One thing I loved about Eddie was he always had a big grin on his face, and he looked like he was enjoying every second he was up there. Whether it was showbiz bullshit or not — I don’t think it was — he always looked like he was having the best time of his life up there.
And Van Halen were a force to be reckoned with. They weren’t an easy band to follow. I remember one time, we did a gig in San Antonio; they went on, and the building was jampacked. You couldn’t get away from it. They went on and blew the roof off. And we had to follow them. I mean, it was such a hard gig for us. To follow Van Halen, you’d go, “Oh, fuck. No.” And after that tour, they took off.

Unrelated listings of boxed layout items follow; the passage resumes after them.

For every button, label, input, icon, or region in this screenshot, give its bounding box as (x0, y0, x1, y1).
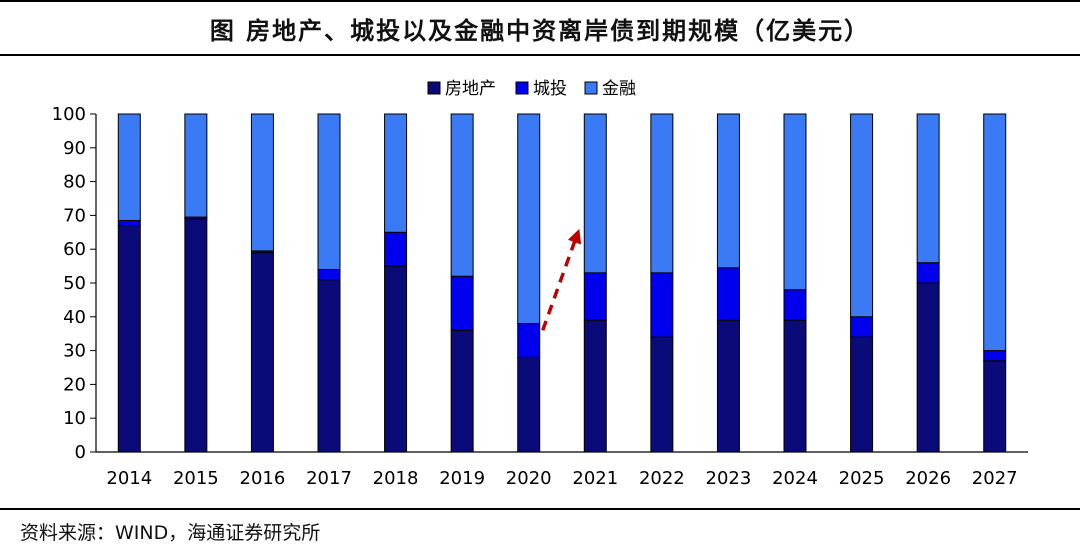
bar-finance-2024 (783, 113, 807, 291)
bar-finance-2023 (716, 113, 740, 269)
x-tick-label: 2018 (373, 468, 419, 489)
bar-chengtou-2018 (384, 231, 408, 267)
chart-title: 图 房地产、城投以及金融中资离岸债到期规模（亿美元） (209, 16, 871, 45)
bar-finance-2015 (184, 113, 208, 218)
x-tick-label: 2016 (240, 468, 286, 489)
bar-chengtou-2027 (983, 350, 1007, 362)
source-bar: 资料来源：WIND，海通证券研究所 (0, 508, 1080, 550)
bar-real-estate-2017 (317, 279, 341, 453)
bar-chengtou-2020 (517, 323, 541, 358)
y-tick-label: 60 (63, 239, 86, 260)
bar-real-estate-2022 (650, 336, 674, 453)
bar-real-estate-2026 (916, 282, 940, 453)
y-tick-label: 70 (63, 205, 86, 226)
bar-finance-2018 (384, 113, 408, 233)
trend-arrow-head (567, 228, 582, 245)
bar-real-estate-2023 (716, 319, 740, 453)
bar-finance-2022 (650, 113, 674, 274)
chart-area: 0 10 20 30 40 50 60 70 80 90 100 2014 2015 2016 2017 20… (52, 79, 1028, 489)
bar-chengtou-2023 (716, 267, 740, 321)
bar-chengtou-2014 (117, 219, 141, 227)
x-tick-label: 2027 (972, 468, 1018, 489)
bar-finance-2019 (450, 113, 474, 277)
bar-finance-2017 (317, 113, 341, 270)
bar-real-estate-2014 (117, 225, 141, 453)
bar-real-estate-2027 (983, 360, 1007, 453)
bar-real-estate-2024 (783, 319, 807, 453)
legend-label-chengtou: 城投 (533, 79, 567, 99)
legend-swatch-finance (584, 81, 598, 95)
bar-chengtou-2017 (317, 268, 341, 281)
y-tick-label: 80 (63, 172, 86, 193)
y-tick-label: 0 (75, 442, 86, 463)
x-tick-label: 2024 (772, 468, 818, 489)
bar-finance-2021 (583, 113, 607, 274)
bar-chengtou-2021 (583, 272, 607, 321)
x-tick-label: 2026 (905, 468, 951, 489)
bar-chengtou-2022 (650, 272, 674, 338)
bar-finance-2020 (517, 113, 541, 325)
x-tick-label: 2023 (706, 468, 752, 489)
y-tick-label: 90 (63, 138, 86, 159)
bar-real-estate-2018 (384, 265, 408, 453)
bar-real-estate-2025 (850, 336, 874, 453)
bar-real-estate-2016 (250, 252, 274, 453)
y-tick-label: 10 (63, 408, 86, 429)
bar-real-estate-2020 (517, 356, 541, 453)
bar-finance-2016 (250, 113, 274, 252)
x-tick-label: 2025 (839, 468, 885, 489)
bar-real-estate-2015 (184, 218, 208, 453)
bar-finance-2014 (117, 113, 141, 221)
bar-real-estate-2021 (583, 319, 607, 453)
y-tick-label: 100 (52, 104, 86, 125)
bar-chengtou-2025 (850, 316, 874, 338)
bar-finance-2025 (850, 113, 874, 318)
legend-label-real-estate: 房地产 (445, 79, 496, 99)
legend-label-finance: 金融 (602, 79, 636, 99)
legend-swatch-real-estate (427, 81, 441, 95)
bar-finance-2027 (983, 113, 1007, 352)
y-tick-label: 20 (63, 374, 86, 395)
x-tick-label: 2015 (173, 468, 219, 489)
x-tick-label: 2017 (306, 468, 352, 489)
x-tick-label: 2019 (439, 468, 485, 489)
legend-swatch-chengtou (515, 81, 529, 95)
y-tick-label: 40 (63, 307, 86, 328)
y-tick-label: 30 (63, 341, 86, 362)
x-tick-label: 2021 (572, 468, 618, 489)
bar-chengtou-2026 (916, 262, 940, 284)
bar-chengtou-2019 (450, 275, 474, 331)
x-tick-label: 2020 (506, 468, 552, 489)
bar-real-estate-2019 (450, 329, 474, 453)
trend-arrow-line (541, 236, 578, 331)
x-tick-label: 2014 (106, 468, 152, 489)
bar-chengtou-2024 (783, 289, 807, 321)
x-tick-label: 2022 (639, 468, 685, 489)
y-tick-label: 50 (63, 273, 86, 294)
title-bar: 图 房地产、城投以及金融中资离岸债到期规模（亿美元） (0, 0, 1080, 56)
source-note: 资料来源：WIND，海通证券研究所 (20, 522, 321, 544)
bar-finance-2026 (916, 113, 940, 264)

They were really a great band. I remember I did Monsters of Rock, and I opened up for Van Halen and AC/DC. And that was a great bill. I was smoking in them days, and then they had to follow me. It was poetic justice.
But I could sit and watch Eddie Van Halen play guitar all day. He’s so entertaining as a guitar player. He made it look like it was not difficult. He made it look like it was a natural thing. Everybody else was trying to be Eddie Van Halen, but there is only one Eddie Van Halen. I thought he was brilliant. God only knows, what you have to do to get that good.